Hayden Paddon and John Kennard launch their 2016 FIA World Rally Championship campaign at the most famous and challenging rally of them all – Rallye Monte-Carlo.
Paddon and Kennard are the first New Zealand driver and co-driver pairing to contest the iconic rally, which takes place along the French Riviera in the Principality of Monaco and southeast France from 21 to 24 January.
Paddon, originally from Geraldine, and Kennard, from Blenheim, contest all 14 WRC rounds this year, making it their biggest season of international competition yet. This New Zealand motorsport history-making opportunity stems from their signing of a three-year contract with Hyundai Motorsport – the team for which they have driven since June 2014 – following the successes of their 2015 season.
Paddon is under no illusions of the difficulties which lie ahead on the snowy, icy, mountainous Monte Carlo rally route.
Photo / Vettas Media
“I would rate this one of the most challenging events on the calendar due to the wintry conditions we expect,” says the Europe-based 28-year-old. “Given we have not competed in this rally before and have much to learn about the tyre choices, potential stage conditions and narrow, winding roads, our goal is to use this event to learn for the future. It’s a way to get our new season with Hyundai Motorsport started and the main goal is to finish.”
While Paddon and Kennard haven’t competed at Monte-Carlo before, they have made the most of two earlier opportunities to complete the controlled speed pre-event reconnaissance sessions for the rally.
Paddon explains: “We have done recce twice before, so this helps a little that we have some base notes. However, conditions often change a lot between recce and the rally and the job of our gravel-ice crew [which drive the rally route before the roads are closed for competitors] is more important than ever here.

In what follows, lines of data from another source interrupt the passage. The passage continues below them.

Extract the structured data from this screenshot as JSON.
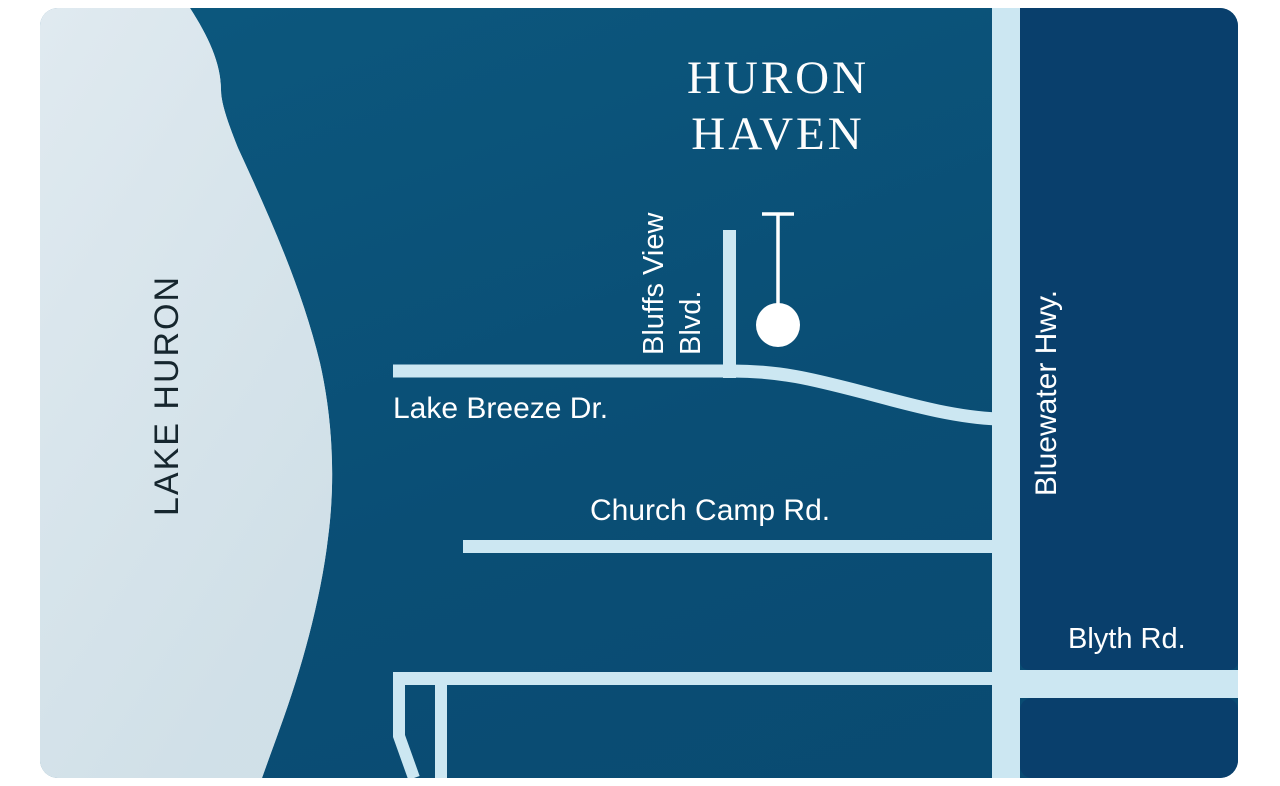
{
  "map": {
    "title_line1": "HURON",
    "title_line2": "HAVEN",
    "labels": {
      "lake": "LAKE HURON",
      "bluffs_line1": "Bluffs View",
      "bluffs_line2": "Blvd.",
      "lake_breeze": "Lake Breeze Dr.",
      "church_camp": "Church Camp Rd.",
      "bluewater": "Bluewater Hwy.",
      "blyth": "Blyth Rd."
    },
    "icons": {
      "marker": "location-pin"
    },
    "colors": {
      "land_teal_top": "#0c587e",
      "land_teal_bottom": "#094a71",
      "east_land_navy": "#093f6c",
      "lake_light": "#d7e4eb",
      "road_light": "#cce7f2",
      "marker_white": "#ffffff",
      "lake_text": "#16262e",
      "label_text": "#ffffff",
      "page_background": "#ffffff"
    }
  }
}
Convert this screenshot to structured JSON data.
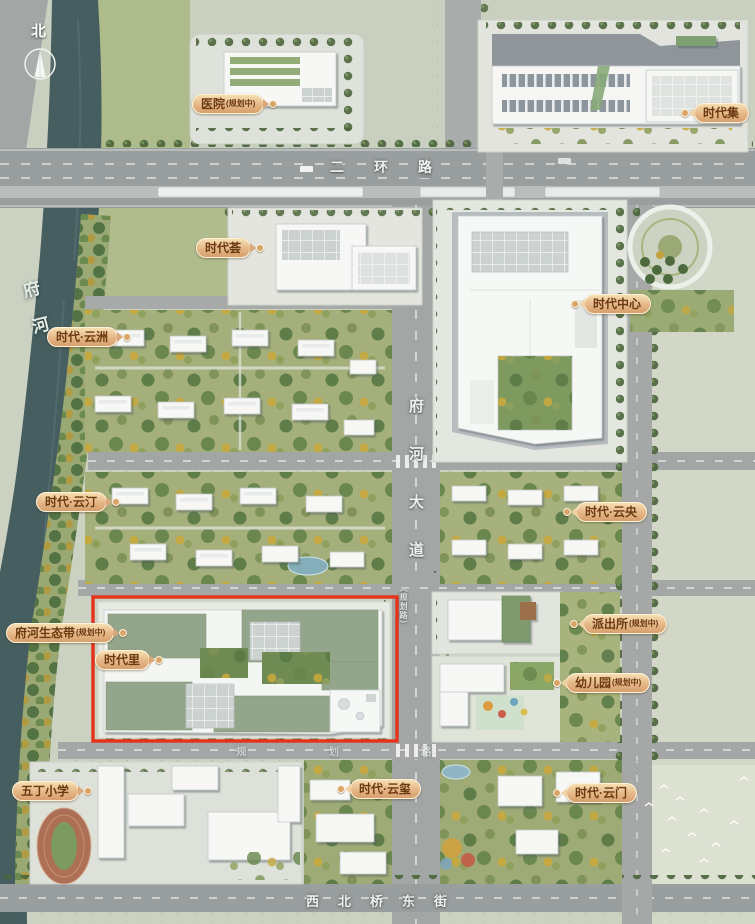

The biggest challenge during the rally will be translating their information of things I have not seen before and adapting to it as best I can.”
For Kennard, who’s in charge of delivering the detailed pace notes of the rally route so Paddon can visualise the road ahead for maximum speed, the complexity of the conditions and information provided by the gravel-ice crew adds other considerations.
“For me the biggest challenge with Monte so far has been preparing the notes we have from recce in 2014 and 2015 with enough space for the ice note crew to add the very large amount of information they sometimes need to,” Kennard says. “This has meant rewriting the notes we’ll re-use with less lines per page, so there's more room between. So the longest of the stages, at over 55km, has expanded from 25 to 42 pages! Also, as the time is often quite limited to transfer this info from the ice note copy into my notes, it’s the only event where I’m likely to end up using a copied set of notes on the stages, something I’ve never done before.”
Photo / Vettas Media
Paddon rates every special stage of the 16-stage, 377 competitive kilometre route as challenging.
“You can often start on the valley floor where it’s dry, but then approaching the mountain tops or shades areas on the same stage can be complete ice.
“Tyres make a big difference here. We have the option of two compounds of slick tyres, a snow tyre and a studded tyre. Often we will be on what is essentially a compromise tyre and you have to do the calculations based on info from our gravel-ice crew of what tyre will be best. You might have a 20km stage that is 17km dry and 3km snow and ice, but if you take the slick for the dry section, you will lose 30 sec/km on the ice section, so those are the considerations you’re weighing up all the time. You may also consider spilt tyre decisions with studded tyres on opposite corners of the car on slicks, as you may want a different choice for different stages within the same loop.”
“I’m really excited for the year ahead and continuing our development on all levels,” Paddon says.
“In this game we are always looking for improvements in both the car and myself and are continuing to improve my physical and mental training routines. I’m more ready than ever and have step-by-step goals for the year that we will be working hard towards meeting.”
Rallye Monte-Carlo gets underway on Thursday evening with the official start outside the Monte-Carlo Casino followed immediately by two night stages on the way towards Gap, the service park location. Friday’s route has two repeated runs of three stages taking in the iconic scenery within the Hautes Alpes and Isère regions. Competitors return to Monaco on Saturday via two passes of the marathon 51.55km Lardier et Valença – Faye and the classic Sisteron – Thoard. Sunday’s final leg, as is traditional, runs in the Alpes Maritimes mountains above Monaco and features the legendary and breath-taking Col de Turini.
Paddon’s Hyundai Motorsport team-mates Thierry Neuville and Dani Sordo will debut the new generation Hyundai i20 WRC in Monte-Carlo while Paddon and Kennard will contest the Hyundai i20 WRC car they used last season.
“We have all been heavily involved with testing the new car and John and I start with the new car in Sweden,” says Paddon.
“On such an event like Monte-Carlo, being in a car we know well will help us learn the event better so we’re entirely comfortable with this team decision.”
Kennard adds: “With the new generation i20 WRC from Sweden on, this season has the potential to be our best yet, so there’s absolutely no doubt I’m really looking forward to it. Some challenging work ahead of us with 14 rallies this season, but some awesome fun too!”